Does this mean that the horrific events in Cologne should be minimized or downplayed? No. The men who carried out those attacks clearly regarded German women as fair game and somehow deserving of such treatment. It also seems clear that some of the perpetrators were asylum seekers, including Syrians. This shouldn’t be entirely surprising. Just because men have fled war zones to escape death or persecution doesn’t make them innately virtuous, and just because you have been a victim of oppression and violence does not mean that you become purged of unreconstructed sexism.
Refugees who come to Europe with attitudes like these will have to learn to think and behave differently, and when they break the law they should be punished according to the law.

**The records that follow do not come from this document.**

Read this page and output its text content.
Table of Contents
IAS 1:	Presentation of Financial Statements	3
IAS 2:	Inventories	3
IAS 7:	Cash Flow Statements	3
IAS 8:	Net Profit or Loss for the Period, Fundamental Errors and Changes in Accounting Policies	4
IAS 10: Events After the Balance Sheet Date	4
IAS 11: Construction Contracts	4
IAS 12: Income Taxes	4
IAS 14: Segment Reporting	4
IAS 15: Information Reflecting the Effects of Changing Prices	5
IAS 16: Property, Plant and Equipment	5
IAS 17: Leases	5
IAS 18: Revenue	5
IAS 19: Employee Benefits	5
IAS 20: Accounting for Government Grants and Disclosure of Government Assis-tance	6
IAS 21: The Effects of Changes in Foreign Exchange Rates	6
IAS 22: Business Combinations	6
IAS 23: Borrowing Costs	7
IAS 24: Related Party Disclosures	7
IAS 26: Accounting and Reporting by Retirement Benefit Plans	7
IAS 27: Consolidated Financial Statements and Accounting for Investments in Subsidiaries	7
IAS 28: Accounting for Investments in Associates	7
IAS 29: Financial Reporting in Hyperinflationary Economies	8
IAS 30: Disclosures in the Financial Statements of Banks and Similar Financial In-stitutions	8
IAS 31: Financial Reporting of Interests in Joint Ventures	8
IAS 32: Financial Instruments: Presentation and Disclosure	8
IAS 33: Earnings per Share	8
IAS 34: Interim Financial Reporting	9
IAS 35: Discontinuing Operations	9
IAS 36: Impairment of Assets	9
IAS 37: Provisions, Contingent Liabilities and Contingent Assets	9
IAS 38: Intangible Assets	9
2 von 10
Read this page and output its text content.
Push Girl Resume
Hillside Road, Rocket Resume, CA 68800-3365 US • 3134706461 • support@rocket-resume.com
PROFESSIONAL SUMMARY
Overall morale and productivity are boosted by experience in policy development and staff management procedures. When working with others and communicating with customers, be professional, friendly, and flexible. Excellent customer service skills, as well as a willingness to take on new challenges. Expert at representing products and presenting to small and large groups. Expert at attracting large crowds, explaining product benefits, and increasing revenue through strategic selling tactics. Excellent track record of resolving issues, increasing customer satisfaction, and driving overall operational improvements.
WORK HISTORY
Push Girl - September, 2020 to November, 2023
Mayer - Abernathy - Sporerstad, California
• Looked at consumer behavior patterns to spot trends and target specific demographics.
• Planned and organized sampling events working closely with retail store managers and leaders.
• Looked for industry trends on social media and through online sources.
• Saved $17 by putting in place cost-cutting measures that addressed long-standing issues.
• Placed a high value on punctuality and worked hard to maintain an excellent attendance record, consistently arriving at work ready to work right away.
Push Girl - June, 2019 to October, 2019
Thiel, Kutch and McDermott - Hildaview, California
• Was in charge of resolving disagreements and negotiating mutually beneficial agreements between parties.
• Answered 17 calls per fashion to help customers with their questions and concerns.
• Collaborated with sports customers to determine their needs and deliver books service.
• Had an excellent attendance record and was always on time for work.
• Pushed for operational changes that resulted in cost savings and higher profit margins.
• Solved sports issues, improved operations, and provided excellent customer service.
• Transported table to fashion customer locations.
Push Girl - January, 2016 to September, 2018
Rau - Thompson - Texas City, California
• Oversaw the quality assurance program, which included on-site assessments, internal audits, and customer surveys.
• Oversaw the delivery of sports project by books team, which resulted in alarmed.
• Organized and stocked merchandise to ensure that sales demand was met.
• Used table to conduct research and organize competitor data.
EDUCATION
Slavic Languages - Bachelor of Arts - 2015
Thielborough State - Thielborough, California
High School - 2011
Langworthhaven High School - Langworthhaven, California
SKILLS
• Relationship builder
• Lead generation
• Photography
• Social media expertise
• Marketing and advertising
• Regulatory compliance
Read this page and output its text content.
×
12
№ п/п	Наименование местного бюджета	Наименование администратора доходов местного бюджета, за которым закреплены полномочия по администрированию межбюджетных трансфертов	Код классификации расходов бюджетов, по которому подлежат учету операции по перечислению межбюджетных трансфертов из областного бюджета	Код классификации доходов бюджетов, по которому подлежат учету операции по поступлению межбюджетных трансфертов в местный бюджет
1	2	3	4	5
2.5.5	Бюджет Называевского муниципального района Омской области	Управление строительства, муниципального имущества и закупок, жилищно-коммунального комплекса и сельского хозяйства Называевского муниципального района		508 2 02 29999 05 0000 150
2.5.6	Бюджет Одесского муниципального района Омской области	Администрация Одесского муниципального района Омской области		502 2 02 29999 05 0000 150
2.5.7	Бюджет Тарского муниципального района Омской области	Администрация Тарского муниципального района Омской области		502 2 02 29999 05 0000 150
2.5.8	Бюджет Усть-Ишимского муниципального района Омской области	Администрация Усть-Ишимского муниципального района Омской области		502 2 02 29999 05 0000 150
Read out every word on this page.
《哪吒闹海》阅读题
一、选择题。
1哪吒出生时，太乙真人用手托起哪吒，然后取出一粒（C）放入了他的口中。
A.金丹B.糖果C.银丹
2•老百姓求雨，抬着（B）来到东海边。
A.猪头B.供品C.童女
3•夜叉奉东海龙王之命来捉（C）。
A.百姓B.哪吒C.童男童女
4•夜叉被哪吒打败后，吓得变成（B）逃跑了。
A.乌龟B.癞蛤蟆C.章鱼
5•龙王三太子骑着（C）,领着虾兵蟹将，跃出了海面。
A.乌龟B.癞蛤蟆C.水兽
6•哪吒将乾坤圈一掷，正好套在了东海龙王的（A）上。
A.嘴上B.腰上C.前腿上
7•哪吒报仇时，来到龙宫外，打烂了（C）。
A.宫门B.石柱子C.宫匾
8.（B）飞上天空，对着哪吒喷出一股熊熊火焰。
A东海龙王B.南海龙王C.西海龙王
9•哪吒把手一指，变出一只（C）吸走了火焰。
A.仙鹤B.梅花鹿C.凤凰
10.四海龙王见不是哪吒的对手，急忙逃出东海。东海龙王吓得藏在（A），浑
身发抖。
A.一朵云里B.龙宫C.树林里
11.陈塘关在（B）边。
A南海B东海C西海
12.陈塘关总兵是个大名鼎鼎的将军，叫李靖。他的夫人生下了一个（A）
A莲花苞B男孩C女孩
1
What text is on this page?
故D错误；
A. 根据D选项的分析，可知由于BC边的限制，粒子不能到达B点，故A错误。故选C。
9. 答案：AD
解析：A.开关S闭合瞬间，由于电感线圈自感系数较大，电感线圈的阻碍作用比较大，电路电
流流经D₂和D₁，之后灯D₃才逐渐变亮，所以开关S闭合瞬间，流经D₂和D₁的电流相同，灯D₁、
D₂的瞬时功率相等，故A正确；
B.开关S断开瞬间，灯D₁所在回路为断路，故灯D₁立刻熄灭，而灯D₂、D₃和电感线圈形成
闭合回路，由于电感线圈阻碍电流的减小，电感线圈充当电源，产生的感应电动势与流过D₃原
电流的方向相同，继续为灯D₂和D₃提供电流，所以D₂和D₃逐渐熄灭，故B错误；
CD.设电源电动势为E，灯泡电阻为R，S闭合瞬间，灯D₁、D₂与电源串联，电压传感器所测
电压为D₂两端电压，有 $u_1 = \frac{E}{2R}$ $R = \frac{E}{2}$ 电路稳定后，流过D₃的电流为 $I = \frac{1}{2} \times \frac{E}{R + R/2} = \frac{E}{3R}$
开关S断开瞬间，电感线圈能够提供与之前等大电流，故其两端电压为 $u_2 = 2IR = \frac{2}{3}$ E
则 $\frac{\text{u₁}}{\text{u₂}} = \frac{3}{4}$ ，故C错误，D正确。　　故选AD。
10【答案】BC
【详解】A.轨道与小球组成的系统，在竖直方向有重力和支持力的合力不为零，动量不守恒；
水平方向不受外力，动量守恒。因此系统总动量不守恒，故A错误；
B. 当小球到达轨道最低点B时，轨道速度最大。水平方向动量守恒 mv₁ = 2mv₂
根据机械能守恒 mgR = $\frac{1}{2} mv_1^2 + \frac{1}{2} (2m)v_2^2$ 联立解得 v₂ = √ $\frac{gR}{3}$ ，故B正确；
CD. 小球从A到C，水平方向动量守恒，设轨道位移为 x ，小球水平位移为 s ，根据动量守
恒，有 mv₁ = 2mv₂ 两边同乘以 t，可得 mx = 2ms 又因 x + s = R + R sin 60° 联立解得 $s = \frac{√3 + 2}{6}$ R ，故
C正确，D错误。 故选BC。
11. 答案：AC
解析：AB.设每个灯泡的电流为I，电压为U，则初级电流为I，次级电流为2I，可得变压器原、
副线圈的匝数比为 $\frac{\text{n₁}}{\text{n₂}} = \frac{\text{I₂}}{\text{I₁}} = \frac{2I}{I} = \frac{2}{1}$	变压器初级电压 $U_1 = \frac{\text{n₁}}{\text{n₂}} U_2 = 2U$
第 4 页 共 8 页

But the same expectations should be placed on all men.
The outrageous thuggery of hundreds of Middle Eastern or North African men, some of whom may have been recently-arrived migrants and asylum seekers, does not signify the ‘death of multiculturalism’, except in the minds of people who never wanted a multicultural Europe in the first place.
Let’s not allow ourselves to deluded into an us-and-them fantasy that presents sexual harassment as a uniquely Muslim, North African or Middle Eastern trait, and depicts asylum seekers as some kind of Trojan horse for ‘sex mobs’ and ‘rape gangs’ to enter Europe.
According to UNHCR, 49 percent of refugees worldwide are women, many of whom have been subjected to far worse sexual violence than what was seen in Cologne. The knights of Cologne who are buckling on their swords to defend Europe’s women would like to exclude and deport them too.
They would, in fact, like to exclude and deport all the migrants and refugees who have come to Europe if they could, and the Cologne ‘sex mob’ is just one more pretext and justification for doing that.
So let’s be angry at what happened on New Year’s Eve. But let’s not allow crucial issues of sexual violence and harassment to be hijacked and instrumentalized by the likes of Robinson and Fico and so many others, who only seem to be concerned with women’s rights in order to fuel the toxic hatred of the Muslim/Arab Other that is coursing through Europe right now.